Air China will be the world’s most valuable airline by market capitalization within the next three years powered by its multi-year growth potential. Chinese carriers will benefit from double-digit earnings growth driven by strong demand, higher cost economies and capacity additions.
Revenue growth driven by capacity expansion
Chinese airlines revenue growth will outpace both regional and global peers in 2018-20 driven primarily by a significant capacity and network expansion.
From 2012-17, Chinese airlines’ revenue increased by a CAGR of 4.3%, outpacing Delta’s topline CAGR of 2.4%. From 2018-20, Chinese carriers’ revenue is forecasted to accelerate at double the pace, at a CAGR of 9.7%, whereas Delta top-line will grow at a CAGR of 3%.

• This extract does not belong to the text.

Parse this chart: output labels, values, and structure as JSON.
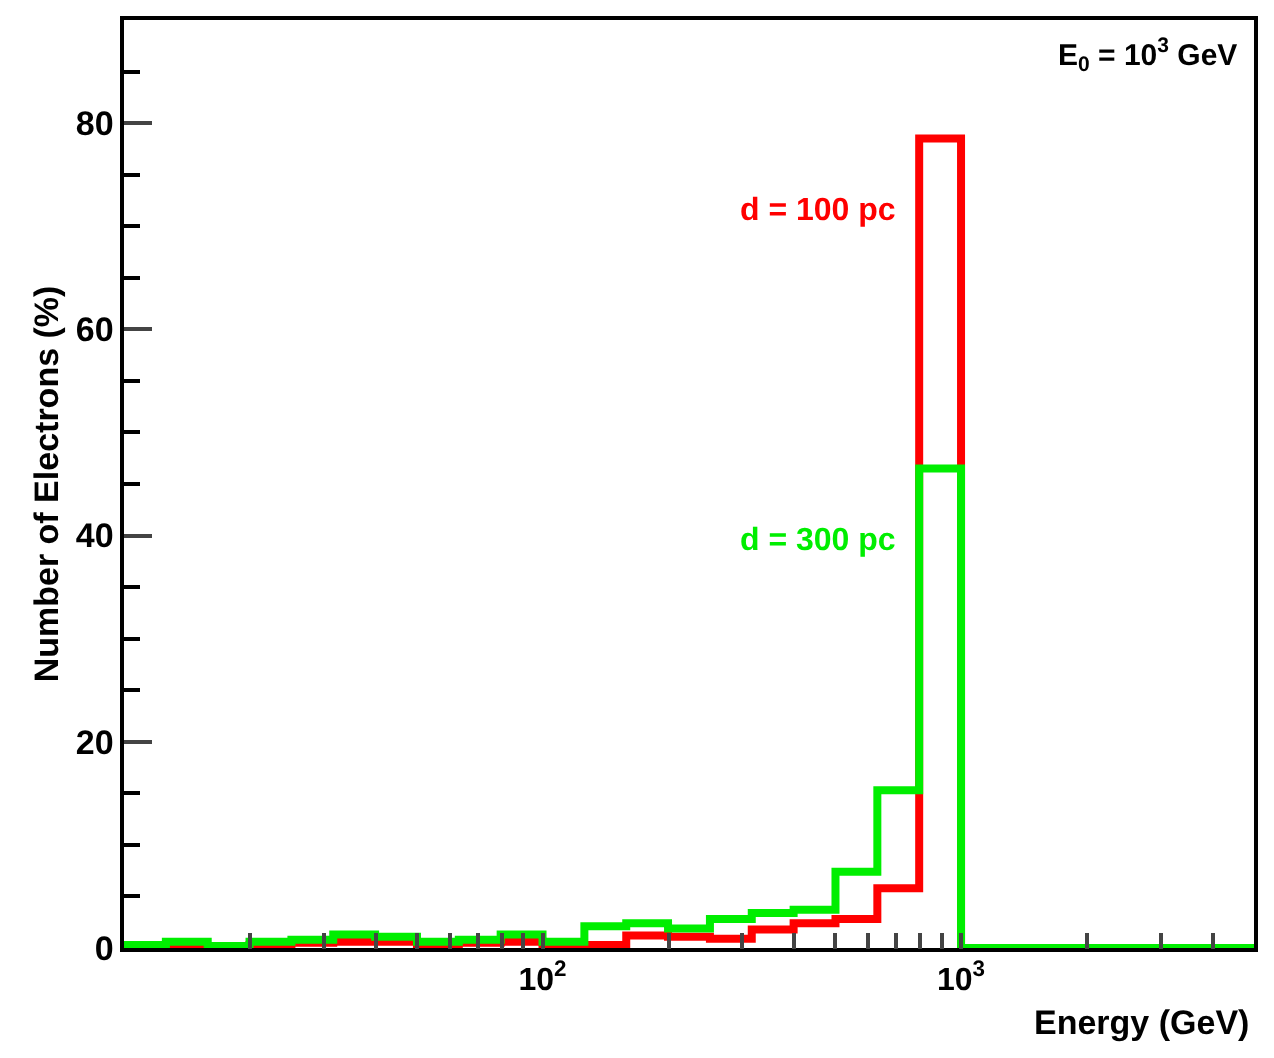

Double-digit profit CAGR for Chinese airlines
Chinese airlines’ profit grew at a CAGR of 16% in 2012-17, lagging U.S. carriers Delta (18%) and United (28%). Demand, lower costs and consolidation in the U.S. aviation market helped U.S. carriers’ profitability.
For 2018-20, Chinese carriers’ profit is forecasted to grow at a CAGR of over 20%, whereas earnings growth for U.S. carriers is expected to be muted.
Chinese airlines’ capacity will grow 50% by 2022
Bloomberg Intelligence estimates show domestic annual capacity growth through 2022 at a CAGR of 9% in the low-case scenario, 9.7% in the expected case, and 11.2% in a high-case scenario.
Continued international expansion by Chinese airlines will also fuel additional aircraft demand, benefiting the two big global manufacturers Boeing and Airbus.
Chinese carriers will add significant capacity over the next three years. According to the latest annual reports, the flag carrier Air China group will add 170 aircraft to its fleet in 2018-20 with 54 in 2018, 63 in 2019 and 53 in 2020. China Southern will also add 220 aircraft.